Perubahan di pucuk pimpinan Partai Golkar memang membawa harapan bahwa pemimpin baru akan lebih responsif terhadap tuntutan pekerja. Kelas pekerja mengharapkan adanya langkah konkret dari pemimpin baru untuk merevisi atau bahkan mencabut ketentuan-ketentuan yang merugikan dalam UU Cipta Kerja, yang selama ini menjadi sumber ketidakpuasan di kalangan buruh. Namun, perubahan ini hanya bisa berarti jika disertai dengan keseriusan untuk memperbaiki kesalahan masa lalu dan membawa kebijakan yang lebih berpihak kepada pekerja.

Golkar tidak boleh lepas tangan dari tanggung jawab atas kebijakan yang mereka dukung selama ini, termasuk UU Cipta Kerja. Pengunduran diri Airlangga tidak boleh dijadikan alasan untuk menghindar dari tanggung jawab ini. Kelas pekerja akan terus menuntut agar Partai Golkar, di bawah kepemimpinan baru, memperbaiki kebijakan yang telah merugikan pekerja dan mengambil langkah-langkah konkret untuk melindungi hak-hak mereka.

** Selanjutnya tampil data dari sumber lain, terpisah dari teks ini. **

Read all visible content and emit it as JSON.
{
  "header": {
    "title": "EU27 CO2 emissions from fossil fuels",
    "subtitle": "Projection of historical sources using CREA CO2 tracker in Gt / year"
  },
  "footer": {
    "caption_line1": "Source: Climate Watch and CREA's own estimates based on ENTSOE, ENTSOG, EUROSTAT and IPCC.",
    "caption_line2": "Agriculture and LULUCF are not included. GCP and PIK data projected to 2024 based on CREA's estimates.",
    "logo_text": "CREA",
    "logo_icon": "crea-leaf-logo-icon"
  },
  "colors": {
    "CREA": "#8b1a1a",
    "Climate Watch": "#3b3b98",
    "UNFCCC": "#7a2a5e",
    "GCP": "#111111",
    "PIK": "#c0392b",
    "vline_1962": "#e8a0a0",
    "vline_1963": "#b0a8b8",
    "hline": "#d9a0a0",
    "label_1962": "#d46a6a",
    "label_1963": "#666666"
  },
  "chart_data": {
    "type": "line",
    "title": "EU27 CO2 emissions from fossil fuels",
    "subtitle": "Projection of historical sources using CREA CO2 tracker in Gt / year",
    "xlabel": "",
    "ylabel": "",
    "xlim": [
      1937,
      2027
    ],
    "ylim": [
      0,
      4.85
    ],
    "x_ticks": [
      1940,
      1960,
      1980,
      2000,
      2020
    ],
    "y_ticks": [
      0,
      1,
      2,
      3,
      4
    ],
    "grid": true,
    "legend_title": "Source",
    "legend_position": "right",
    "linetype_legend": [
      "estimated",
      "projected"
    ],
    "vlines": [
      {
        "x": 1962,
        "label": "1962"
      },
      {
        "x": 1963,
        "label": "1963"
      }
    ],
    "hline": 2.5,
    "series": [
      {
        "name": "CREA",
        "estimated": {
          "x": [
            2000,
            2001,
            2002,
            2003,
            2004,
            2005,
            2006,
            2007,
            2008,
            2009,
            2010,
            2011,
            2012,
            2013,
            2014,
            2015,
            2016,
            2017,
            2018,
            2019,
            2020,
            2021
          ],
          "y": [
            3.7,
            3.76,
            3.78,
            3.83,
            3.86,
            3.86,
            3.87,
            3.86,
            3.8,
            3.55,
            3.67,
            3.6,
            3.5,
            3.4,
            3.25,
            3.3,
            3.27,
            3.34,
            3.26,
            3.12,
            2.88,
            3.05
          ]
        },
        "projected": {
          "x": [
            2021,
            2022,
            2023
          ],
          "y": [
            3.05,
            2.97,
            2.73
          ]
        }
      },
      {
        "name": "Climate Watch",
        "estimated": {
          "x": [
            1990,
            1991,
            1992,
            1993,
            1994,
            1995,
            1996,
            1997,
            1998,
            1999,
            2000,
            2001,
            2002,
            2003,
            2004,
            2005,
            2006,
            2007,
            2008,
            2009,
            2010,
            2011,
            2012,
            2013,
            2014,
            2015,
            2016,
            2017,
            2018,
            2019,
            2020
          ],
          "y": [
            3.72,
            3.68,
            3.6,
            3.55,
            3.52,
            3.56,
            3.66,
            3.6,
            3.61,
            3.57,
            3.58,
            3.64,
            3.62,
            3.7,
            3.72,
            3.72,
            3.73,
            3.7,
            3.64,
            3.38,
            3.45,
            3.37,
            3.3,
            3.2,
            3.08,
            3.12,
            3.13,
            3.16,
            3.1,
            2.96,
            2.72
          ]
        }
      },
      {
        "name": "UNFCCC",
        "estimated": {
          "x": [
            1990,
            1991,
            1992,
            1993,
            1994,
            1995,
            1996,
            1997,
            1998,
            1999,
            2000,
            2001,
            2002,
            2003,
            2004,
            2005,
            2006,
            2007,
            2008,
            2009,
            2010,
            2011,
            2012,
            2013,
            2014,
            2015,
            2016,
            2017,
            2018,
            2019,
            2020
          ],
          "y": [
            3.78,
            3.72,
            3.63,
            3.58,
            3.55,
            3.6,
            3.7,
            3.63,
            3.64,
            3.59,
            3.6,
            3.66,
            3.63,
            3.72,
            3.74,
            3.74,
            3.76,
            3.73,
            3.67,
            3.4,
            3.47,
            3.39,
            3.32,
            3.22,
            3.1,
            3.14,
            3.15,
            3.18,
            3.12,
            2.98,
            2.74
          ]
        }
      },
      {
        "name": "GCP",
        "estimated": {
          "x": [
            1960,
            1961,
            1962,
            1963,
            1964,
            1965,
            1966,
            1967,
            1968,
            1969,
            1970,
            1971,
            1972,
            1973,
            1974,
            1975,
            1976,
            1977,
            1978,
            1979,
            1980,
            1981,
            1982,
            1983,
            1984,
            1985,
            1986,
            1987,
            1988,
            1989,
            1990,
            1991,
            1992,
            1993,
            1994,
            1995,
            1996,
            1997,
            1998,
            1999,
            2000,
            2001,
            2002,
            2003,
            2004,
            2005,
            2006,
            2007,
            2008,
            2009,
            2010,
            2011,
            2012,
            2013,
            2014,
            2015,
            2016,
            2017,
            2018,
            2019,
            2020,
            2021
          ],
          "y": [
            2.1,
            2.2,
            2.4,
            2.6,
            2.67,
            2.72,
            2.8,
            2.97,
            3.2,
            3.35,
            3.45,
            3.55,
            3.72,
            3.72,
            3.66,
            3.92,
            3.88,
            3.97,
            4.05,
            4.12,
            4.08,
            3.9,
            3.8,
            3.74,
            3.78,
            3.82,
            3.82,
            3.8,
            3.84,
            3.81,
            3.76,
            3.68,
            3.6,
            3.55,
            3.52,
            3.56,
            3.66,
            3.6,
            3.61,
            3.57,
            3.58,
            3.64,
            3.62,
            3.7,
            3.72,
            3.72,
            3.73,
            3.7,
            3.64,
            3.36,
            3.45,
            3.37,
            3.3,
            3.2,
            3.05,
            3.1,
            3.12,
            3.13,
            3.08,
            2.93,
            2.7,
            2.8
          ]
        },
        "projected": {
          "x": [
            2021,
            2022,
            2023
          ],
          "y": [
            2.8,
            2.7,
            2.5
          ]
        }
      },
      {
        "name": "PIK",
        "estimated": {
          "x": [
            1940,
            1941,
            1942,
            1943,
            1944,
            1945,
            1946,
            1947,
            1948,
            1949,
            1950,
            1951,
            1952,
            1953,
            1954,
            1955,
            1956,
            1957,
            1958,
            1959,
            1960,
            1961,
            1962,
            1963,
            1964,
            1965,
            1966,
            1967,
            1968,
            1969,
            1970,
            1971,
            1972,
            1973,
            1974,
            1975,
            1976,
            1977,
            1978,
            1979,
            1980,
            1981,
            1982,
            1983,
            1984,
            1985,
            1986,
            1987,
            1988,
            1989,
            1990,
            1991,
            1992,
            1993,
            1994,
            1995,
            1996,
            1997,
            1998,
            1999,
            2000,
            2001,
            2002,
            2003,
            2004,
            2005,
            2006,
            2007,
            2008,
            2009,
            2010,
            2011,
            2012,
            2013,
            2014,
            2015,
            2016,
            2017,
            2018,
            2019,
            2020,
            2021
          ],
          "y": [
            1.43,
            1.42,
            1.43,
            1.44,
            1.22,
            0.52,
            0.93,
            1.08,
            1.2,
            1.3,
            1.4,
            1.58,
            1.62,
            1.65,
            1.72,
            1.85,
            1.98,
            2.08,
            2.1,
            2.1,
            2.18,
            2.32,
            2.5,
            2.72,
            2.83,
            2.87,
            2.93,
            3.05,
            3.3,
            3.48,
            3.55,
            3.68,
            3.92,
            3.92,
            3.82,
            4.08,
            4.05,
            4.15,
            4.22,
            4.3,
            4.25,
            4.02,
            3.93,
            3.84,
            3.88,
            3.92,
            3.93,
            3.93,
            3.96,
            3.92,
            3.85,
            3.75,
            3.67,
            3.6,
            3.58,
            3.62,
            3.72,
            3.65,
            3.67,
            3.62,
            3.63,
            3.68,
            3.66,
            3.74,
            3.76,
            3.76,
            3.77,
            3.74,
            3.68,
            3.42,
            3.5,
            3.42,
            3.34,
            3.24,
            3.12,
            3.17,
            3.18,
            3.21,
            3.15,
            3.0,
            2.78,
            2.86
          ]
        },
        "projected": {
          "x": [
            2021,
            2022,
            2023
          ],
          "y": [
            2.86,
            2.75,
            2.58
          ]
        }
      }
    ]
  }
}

Di tengah perubahan ini, kelas pekerja harus tetap waspada dan kritis terhadap siapa pun yang akan menggantikan Airlangga Hartarto. Penting untuk memastikan bahwa kepemimpinan baru tidak hanya melanjutkan agenda yang sama, tetapi benar-benar membawa perubahan yang lebih berpihak kepada kesejahteraan pekerja. Serikat pekerja dan komunitas pekerja perlu meningkatkan tekanan dan pengawasan terhadap Partai Golkar, memperkuat solidaritas, dan terus memperjuangkan revisi kebijakan yang lebih adil bagi buruh, terutama dalam konteks UU Cipta Kerja.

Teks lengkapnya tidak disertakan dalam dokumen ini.